2.6. Histological examination
The rat was decapitated; the brain was rapidly dissected out, washed immediately with saline, and fixed in 10% buffered formalin. Cerebral hemispheres were embedded in paraffin and sections were cut and stained using hematoxylin and eosin to observe under a microscope for histological change (Margaritescu et al. 2009).
2.7. Statistical analysis
The results were calculated as mean ± standard error of the mean (SEM); the analysis of variance (ANOVA) was applied to calculate the statistical difference.

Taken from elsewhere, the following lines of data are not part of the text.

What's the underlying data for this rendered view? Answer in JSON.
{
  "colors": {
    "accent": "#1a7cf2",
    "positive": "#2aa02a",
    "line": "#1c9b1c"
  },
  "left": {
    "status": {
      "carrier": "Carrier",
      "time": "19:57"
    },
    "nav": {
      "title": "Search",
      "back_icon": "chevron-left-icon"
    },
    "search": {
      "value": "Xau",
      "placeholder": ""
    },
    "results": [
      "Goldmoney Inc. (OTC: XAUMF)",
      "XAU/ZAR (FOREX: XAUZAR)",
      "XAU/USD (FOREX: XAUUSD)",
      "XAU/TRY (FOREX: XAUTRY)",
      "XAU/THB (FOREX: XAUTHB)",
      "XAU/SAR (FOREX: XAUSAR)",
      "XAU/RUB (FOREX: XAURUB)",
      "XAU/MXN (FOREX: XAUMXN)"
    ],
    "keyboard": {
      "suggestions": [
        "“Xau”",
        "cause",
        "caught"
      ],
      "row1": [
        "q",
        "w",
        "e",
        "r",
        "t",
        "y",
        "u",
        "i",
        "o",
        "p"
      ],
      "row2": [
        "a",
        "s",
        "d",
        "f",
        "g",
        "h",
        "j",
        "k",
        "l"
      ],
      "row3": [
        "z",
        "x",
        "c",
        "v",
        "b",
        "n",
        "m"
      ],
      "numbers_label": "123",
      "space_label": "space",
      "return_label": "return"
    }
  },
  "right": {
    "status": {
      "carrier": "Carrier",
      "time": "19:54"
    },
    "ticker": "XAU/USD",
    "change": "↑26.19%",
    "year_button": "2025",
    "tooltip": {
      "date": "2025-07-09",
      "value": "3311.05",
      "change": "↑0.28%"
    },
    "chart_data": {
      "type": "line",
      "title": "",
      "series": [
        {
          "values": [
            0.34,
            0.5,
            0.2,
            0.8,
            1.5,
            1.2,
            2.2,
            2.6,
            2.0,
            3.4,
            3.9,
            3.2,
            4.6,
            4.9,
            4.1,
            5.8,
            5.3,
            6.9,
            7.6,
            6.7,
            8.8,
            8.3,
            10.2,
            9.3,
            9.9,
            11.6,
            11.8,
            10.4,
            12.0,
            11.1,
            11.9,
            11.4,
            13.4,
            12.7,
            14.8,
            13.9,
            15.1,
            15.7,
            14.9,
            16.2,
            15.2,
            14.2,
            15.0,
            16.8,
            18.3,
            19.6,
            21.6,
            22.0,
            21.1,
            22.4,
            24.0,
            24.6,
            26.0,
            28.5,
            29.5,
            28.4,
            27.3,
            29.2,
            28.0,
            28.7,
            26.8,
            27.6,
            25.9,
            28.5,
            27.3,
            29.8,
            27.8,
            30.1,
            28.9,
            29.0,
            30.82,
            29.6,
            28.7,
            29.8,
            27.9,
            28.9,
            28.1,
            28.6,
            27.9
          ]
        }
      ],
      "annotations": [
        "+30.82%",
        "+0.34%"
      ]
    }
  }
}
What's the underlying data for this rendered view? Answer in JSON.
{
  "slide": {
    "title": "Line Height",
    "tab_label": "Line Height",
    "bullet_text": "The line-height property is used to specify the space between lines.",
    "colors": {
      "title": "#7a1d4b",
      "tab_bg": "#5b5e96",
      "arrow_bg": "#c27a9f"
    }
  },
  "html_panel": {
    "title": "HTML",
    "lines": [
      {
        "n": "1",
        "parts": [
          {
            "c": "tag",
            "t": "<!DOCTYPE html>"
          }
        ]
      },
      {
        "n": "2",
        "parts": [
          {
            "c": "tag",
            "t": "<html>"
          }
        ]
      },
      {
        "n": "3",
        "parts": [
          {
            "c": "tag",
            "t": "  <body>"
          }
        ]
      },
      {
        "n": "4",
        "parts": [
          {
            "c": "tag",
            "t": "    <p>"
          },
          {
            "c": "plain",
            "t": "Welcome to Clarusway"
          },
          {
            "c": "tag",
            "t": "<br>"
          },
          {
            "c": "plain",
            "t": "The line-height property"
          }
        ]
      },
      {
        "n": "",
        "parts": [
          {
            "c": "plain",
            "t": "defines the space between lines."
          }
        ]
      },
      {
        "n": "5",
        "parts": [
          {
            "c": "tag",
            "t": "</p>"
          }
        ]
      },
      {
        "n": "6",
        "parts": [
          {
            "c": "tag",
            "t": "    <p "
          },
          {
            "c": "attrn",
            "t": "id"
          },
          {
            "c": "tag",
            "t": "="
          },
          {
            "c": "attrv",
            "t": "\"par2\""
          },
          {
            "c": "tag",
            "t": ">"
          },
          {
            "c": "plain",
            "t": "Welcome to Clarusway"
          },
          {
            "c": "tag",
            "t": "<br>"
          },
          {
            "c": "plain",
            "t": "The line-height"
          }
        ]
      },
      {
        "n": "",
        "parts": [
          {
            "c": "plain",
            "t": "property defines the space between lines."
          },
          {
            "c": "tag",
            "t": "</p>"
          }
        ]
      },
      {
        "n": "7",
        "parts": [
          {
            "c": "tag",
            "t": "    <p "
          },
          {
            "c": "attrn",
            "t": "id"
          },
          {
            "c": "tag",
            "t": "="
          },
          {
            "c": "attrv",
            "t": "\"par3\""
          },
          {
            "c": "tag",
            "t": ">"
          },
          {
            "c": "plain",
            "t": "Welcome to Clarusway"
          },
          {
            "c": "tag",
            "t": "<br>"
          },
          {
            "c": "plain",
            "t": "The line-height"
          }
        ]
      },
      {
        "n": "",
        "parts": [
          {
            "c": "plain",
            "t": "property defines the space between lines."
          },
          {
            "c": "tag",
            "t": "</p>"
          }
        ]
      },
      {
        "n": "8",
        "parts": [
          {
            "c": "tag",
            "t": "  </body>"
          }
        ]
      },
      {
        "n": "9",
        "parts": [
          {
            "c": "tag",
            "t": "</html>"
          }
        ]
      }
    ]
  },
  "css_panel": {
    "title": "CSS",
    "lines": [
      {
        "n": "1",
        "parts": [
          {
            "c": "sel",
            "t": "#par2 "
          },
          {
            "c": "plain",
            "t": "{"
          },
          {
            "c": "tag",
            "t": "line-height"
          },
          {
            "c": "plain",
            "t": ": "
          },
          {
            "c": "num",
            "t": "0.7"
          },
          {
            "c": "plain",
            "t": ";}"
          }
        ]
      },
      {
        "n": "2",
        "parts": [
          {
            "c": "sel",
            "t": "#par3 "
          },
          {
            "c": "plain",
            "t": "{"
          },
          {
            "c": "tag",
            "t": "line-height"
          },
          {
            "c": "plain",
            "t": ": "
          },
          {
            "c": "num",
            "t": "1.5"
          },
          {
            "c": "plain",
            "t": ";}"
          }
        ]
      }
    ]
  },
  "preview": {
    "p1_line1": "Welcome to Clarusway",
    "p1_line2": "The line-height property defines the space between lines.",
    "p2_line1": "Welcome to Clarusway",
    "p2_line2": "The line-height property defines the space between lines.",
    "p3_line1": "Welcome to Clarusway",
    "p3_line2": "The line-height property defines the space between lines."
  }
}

The changes in the oxidative biomarker infarct area and vascular permeability were compared with the sham-operated group by using one-way ANOVA followed by Tukey’s test. The data were presented as mean ± SEM; p < 0.05 was considered for statistical significance using Prism GraphPad software (GraphPad Software, San Diego, CA, 409 USA).